La legítima defensa

La legítima defensa está conectada con el derecho fundamental, inscrito en la Constitución, denominado el derecho a la vida que se complementa con la integridad personal. El derecho a la vida está garantizado por el Estado. Mejor garantía sería la capacidad personal de defenderse por sí mismo el ciudadano común y corriente, que puede hacerlo por el sencillo uso de los puños o del aprendizaje de un arte marcial. De nada le valdrán estas formas de defensa cuando la sorpresa y las armas de fuego o las blancas actúan en manos de los bandidos, ya sean delincuentes comunes, ya sean delincuentes políticos revolucionarios.

La mayor parte de los homicidios o asesinatos son causados por armas de fuego. Insignificante es la cifra de delincuentes que hayan muerto por la aplicación de la legítima defensa, la cual está diseñada como causal de no responsabilidad ante la ley penal, según el artículo 32 del Código Penal colombiano. En la práctica la legítima defensa es un derecho negado por la imposibilidad de cumplir las exigencias legales como la proporcionalidad del ciudadano atacado por el criminal, en cuanto al uso del arma utilizada por las partes. Además la agresión debe ser actual o inminente. ¿Pistola contra pistola? ¿Machete contra machete? Si el asesino de mi hijo huye y yo la alcanzo con mis balas por la espalda, ¿la agresión deja de ser actual e inminente? Desde luego, no todos los jueces son ortodoxos con la literalidad. Para que la legítima defensa y el derecho a la vida no sean letra muerta, todos los ciudadanos deberían tener derecho a las armas de uso personal. Los delincuentes no tienen armas con salvoconductos porque las obtienen en el mercado negro. Los ciudadanos de bien están sometidos a un papeleo imposible de cumplir y a los precios de Indumil que importa o ensambla armas de fuego. La conclusión pareciera ser: “Todos armados o todos desarmados”.

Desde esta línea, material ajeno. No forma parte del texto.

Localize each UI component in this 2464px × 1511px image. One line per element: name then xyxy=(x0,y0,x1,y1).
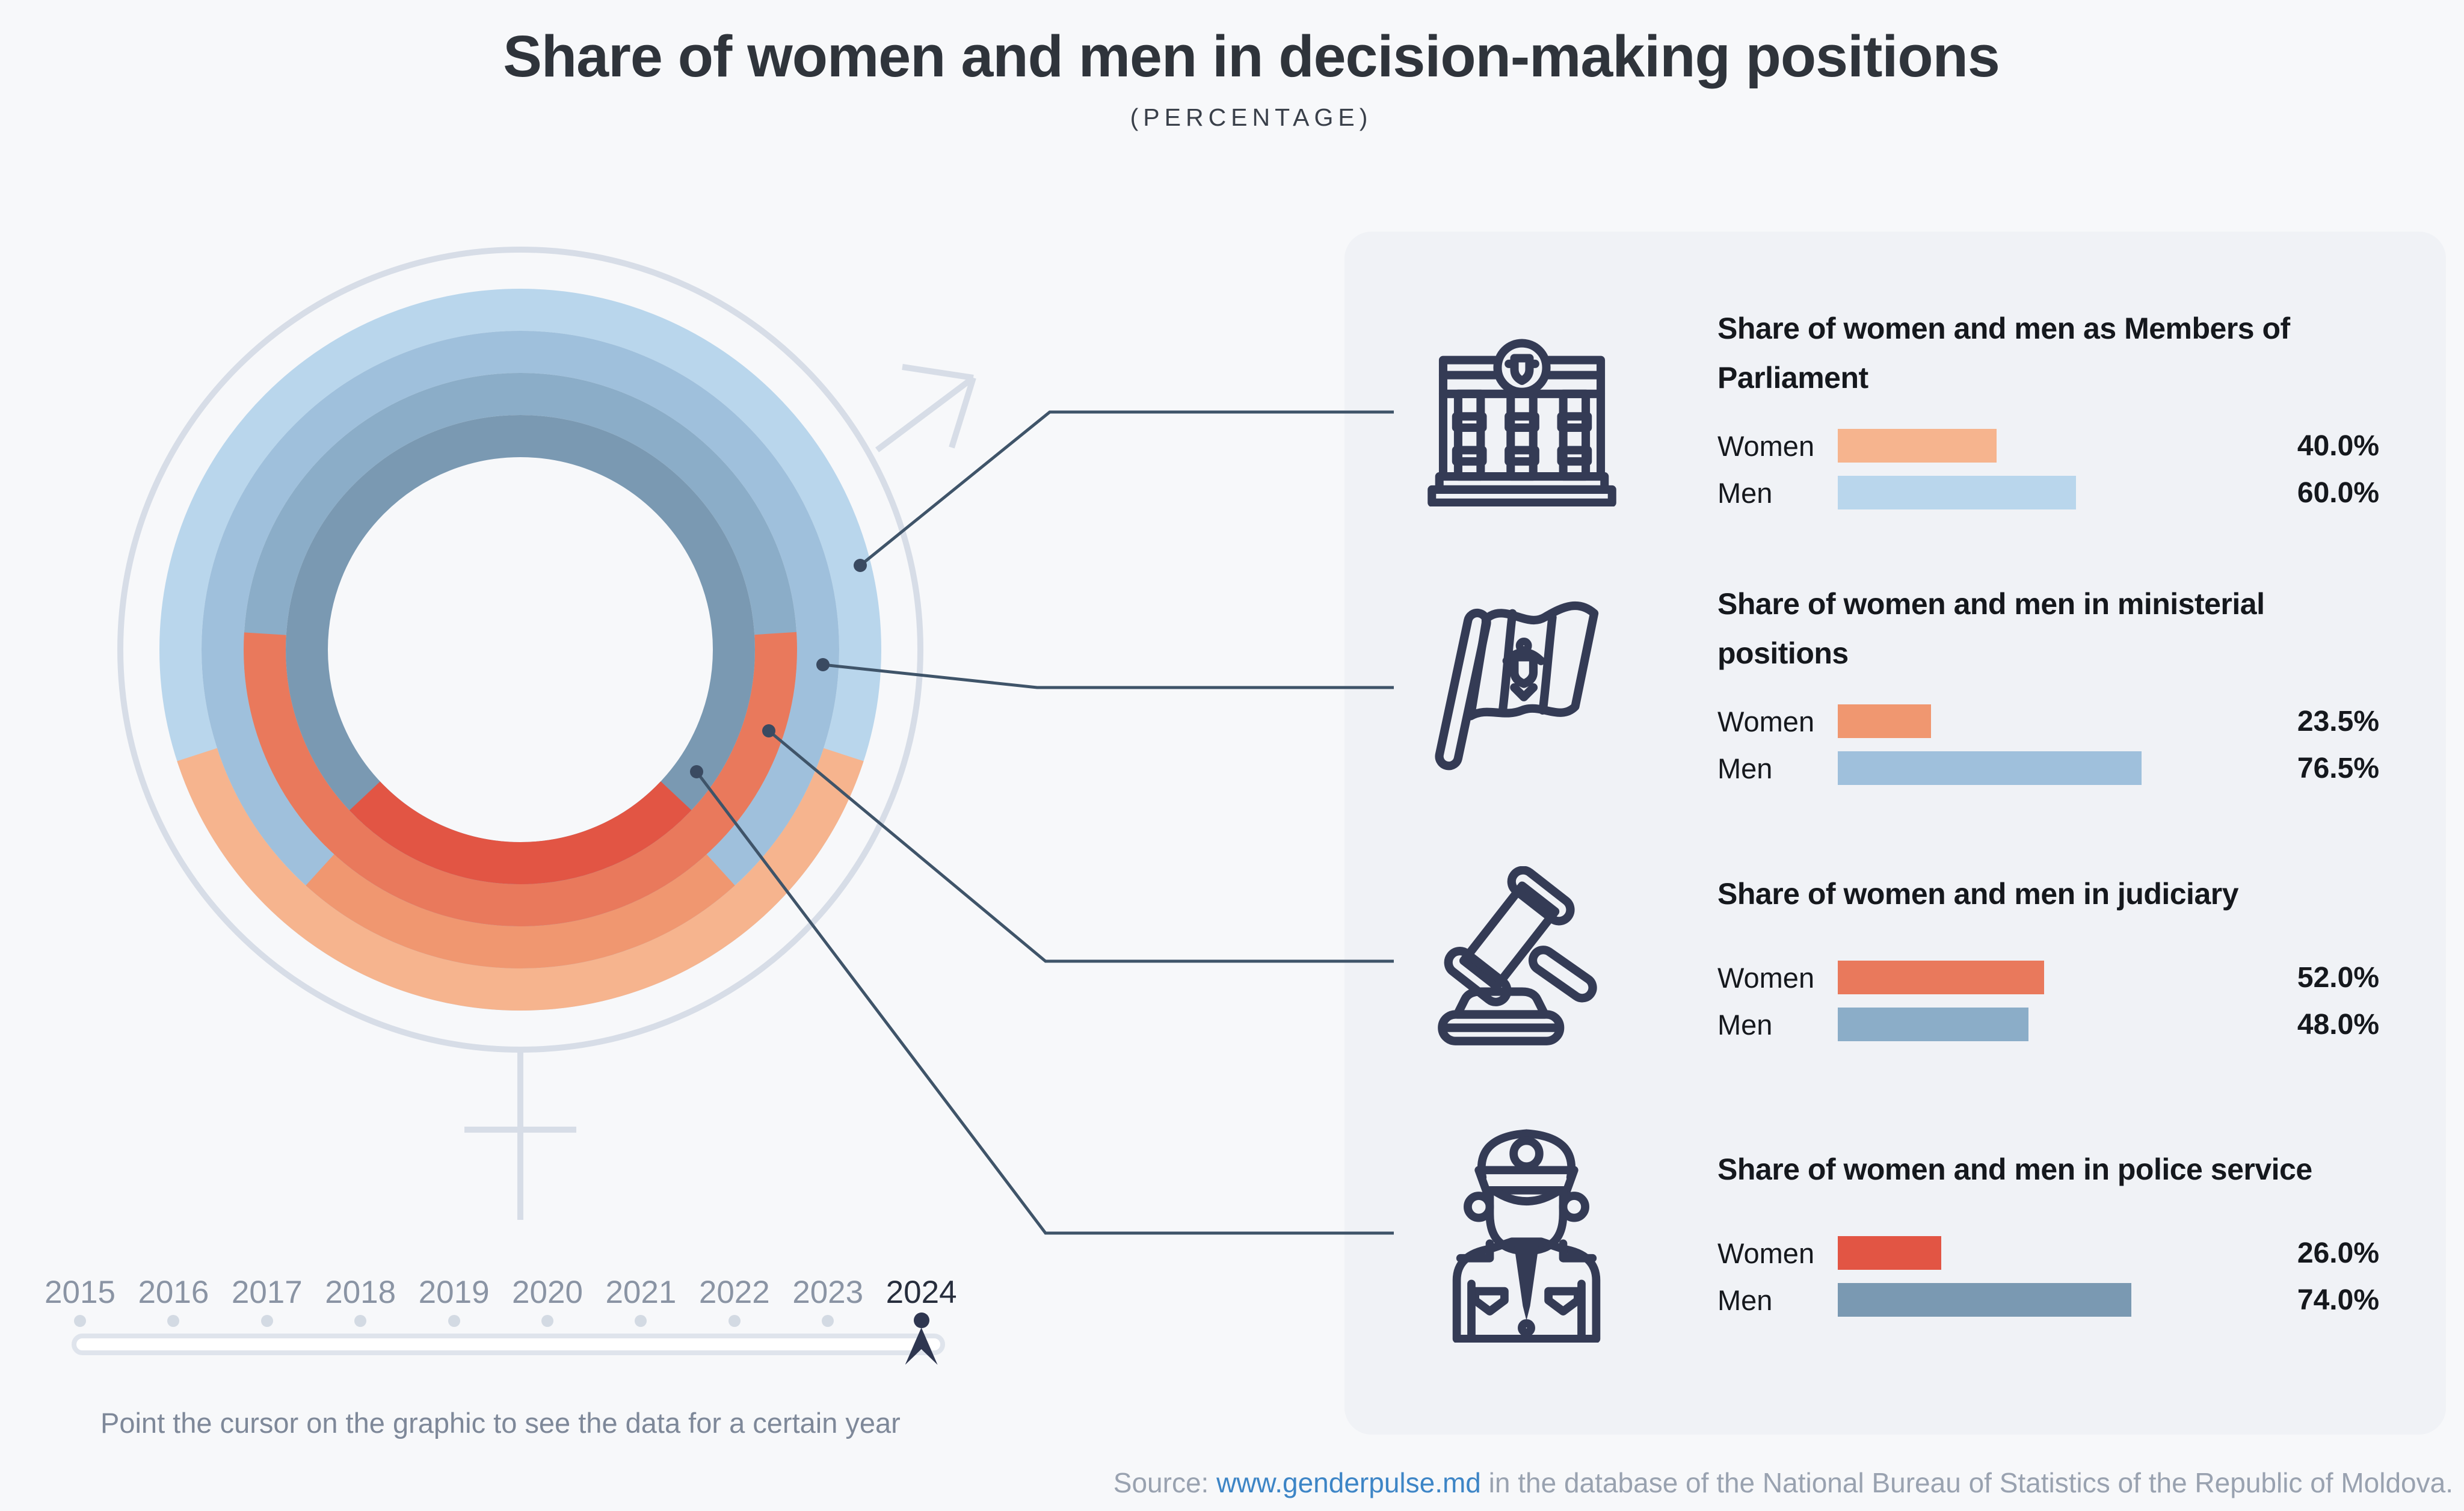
women-bar xyxy=(1838,1236,1941,1270)
men-value: 60.0% xyxy=(2297,476,2379,509)
police-tie xyxy=(1514,1242,1539,1321)
donut-ring-women-police[interactable] xyxy=(286,415,755,884)
women-bar-row: Women 26.0% xyxy=(1717,1236,2379,1270)
year-label-2016[interactable]: 2016 xyxy=(138,1275,209,1310)
source-link[interactable]: www.genderpulse.md xyxy=(1216,1467,1481,1498)
category-row-judiciary: Share of women and men in judiciary Wome… xyxy=(1717,869,2379,1054)
women-bar xyxy=(1838,429,1997,463)
men-bar-row: Men 60.0% xyxy=(1717,476,2379,509)
year-dot-2020[interactable] xyxy=(541,1315,553,1327)
women-value: 23.5% xyxy=(2297,705,2379,737)
male-arrow-icon xyxy=(875,364,976,452)
category-title: Share of women and men in police service xyxy=(1717,1152,2312,1186)
women-label: Women xyxy=(1717,705,1815,737)
women-bar-row: Women 23.5% xyxy=(1717,704,2379,738)
year-slider-track[interactable] xyxy=(72,1334,945,1355)
women-value: 40.0% xyxy=(2297,429,2379,462)
men-bar-row: Men 76.5% xyxy=(1717,751,2379,785)
men-label: Men xyxy=(1717,1008,1773,1041)
category-row-police: Share of women and men in police service… xyxy=(1717,1145,2379,1330)
page-title: Share of women and men in decision-makin… xyxy=(503,23,2000,89)
men-value: 48.0% xyxy=(2297,1008,2379,1041)
flag-eagle-emblem-icon xyxy=(1502,638,1545,701)
men-label: Men xyxy=(1717,752,1773,784)
category-title: Share of women and men as Members of Par… xyxy=(1717,312,2290,395)
connector-line-ministerial xyxy=(822,663,1394,689)
source-line: Source: www.genderpulse.md in the databa… xyxy=(1113,1466,2453,1499)
source-prefix: Source: xyxy=(1113,1467,1217,1498)
men-bar xyxy=(1838,476,2076,509)
year-dot-2018[interactable] xyxy=(354,1315,367,1327)
year-label-2020[interactable]: 2020 xyxy=(512,1275,583,1310)
year-dot-2017[interactable] xyxy=(260,1315,273,1327)
year-dot-2023[interactable] xyxy=(822,1315,834,1327)
women-bar-row: Women 40.0% xyxy=(1717,429,2379,463)
year-label-2015[interactable]: 2015 xyxy=(45,1275,116,1310)
year-dot-2021[interactable] xyxy=(635,1315,647,1327)
women-value: 52.0% xyxy=(2297,961,2379,994)
category-row-parliament: Share of women and men as Members of Par… xyxy=(1717,304,2379,523)
category-title: Share of women and men in ministerial po… xyxy=(1717,587,2265,670)
year-label-2019[interactable]: 2019 xyxy=(418,1275,490,1310)
page-subtitle: (PERCENTAGE) xyxy=(1130,103,1373,131)
men-value: 76.5% xyxy=(2297,752,2379,784)
year-label-2018[interactable]: 2018 xyxy=(325,1275,396,1310)
year-dot-2024[interactable] xyxy=(913,1313,929,1328)
year-label-2023[interactable]: 2023 xyxy=(792,1275,864,1310)
donut-rings[interactable] xyxy=(159,289,881,1011)
donut-ring-women-judiciary[interactable] xyxy=(244,373,797,926)
women-bar-row: Women 52.0% xyxy=(1717,961,2379,994)
women-value: 26.0% xyxy=(2297,1237,2379,1269)
men-label: Men xyxy=(1717,1284,1773,1316)
men-bar xyxy=(1838,1283,2132,1317)
category-row-ministerial: Share of women and men in ministerial po… xyxy=(1717,579,2379,798)
year-label-2022[interactable]: 2022 xyxy=(698,1275,770,1310)
parliament-emblem-icon xyxy=(1493,339,1551,396)
year-label-2017[interactable]: 2017 xyxy=(231,1275,303,1310)
women-label: Women xyxy=(1717,961,1815,994)
men-bar xyxy=(1838,751,2142,785)
connector-line-parliament xyxy=(859,410,1394,567)
donut-ring-women-ministerial[interactable] xyxy=(202,331,839,968)
men-label: Men xyxy=(1717,476,1773,509)
women-label: Women xyxy=(1717,429,1815,462)
category-title: Share of women and men in judiciary xyxy=(1717,877,2239,911)
slider-hint: Point the cursor on the graphic to see t… xyxy=(100,1407,901,1439)
moldova-flag-icon xyxy=(1427,592,1617,783)
year-dot-2016[interactable] xyxy=(167,1315,180,1327)
year-label-2024[interactable]: 2024 xyxy=(886,1275,957,1310)
connector-line-judiciary xyxy=(768,730,1394,963)
women-label: Women xyxy=(1717,1237,1815,1269)
donut-ring-women-parliament[interactable] xyxy=(159,289,881,1011)
year-label-2021[interactable]: 2021 xyxy=(605,1275,677,1310)
gavel-icon xyxy=(1427,866,1617,1056)
year-dot-2019[interactable] xyxy=(448,1315,460,1327)
men-bar-row: Men 48.0% xyxy=(1717,1008,2379,1041)
parliament-building-icon xyxy=(1427,319,1617,507)
women-bar xyxy=(1838,704,1932,738)
men-value: 74.0% xyxy=(2297,1284,2379,1316)
women-bar xyxy=(1838,961,2045,994)
police-officer-icon xyxy=(1435,1122,1618,1343)
year-dot-2022[interactable] xyxy=(728,1315,741,1327)
source-suffix: in the database of the National Bureau o… xyxy=(1480,1467,2453,1498)
men-bar-row: Men 74.0% xyxy=(1717,1283,2379,1317)
year-dot-2015[interactable] xyxy=(74,1315,86,1327)
men-bar xyxy=(1838,1008,2028,1041)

La historia, sin embargo, no se atiene a este razonamiento. Los colombianos somos, a pesar de los bandidos, un pueblo pacífico que prefiere, para su bien, poner los muertos y juzgar a los asesinos. Estamos ante una paradoja: somos muertos porque creemos en la legítima defensa colectiva institucional en manos de la Fuerza Pública, la policía y los magistrados. En esto consiste el republicanismo, pero no la democracia que es más exigente en justicia, en deberes y en derechos como la legítima defensa regulada, pero no castrada. Hay que “democratizar” la legítima defensa para que al momento de utilizarla, al ciudadano de buena conducta no le cambien los papeles: de víctima pasa a ser victimario.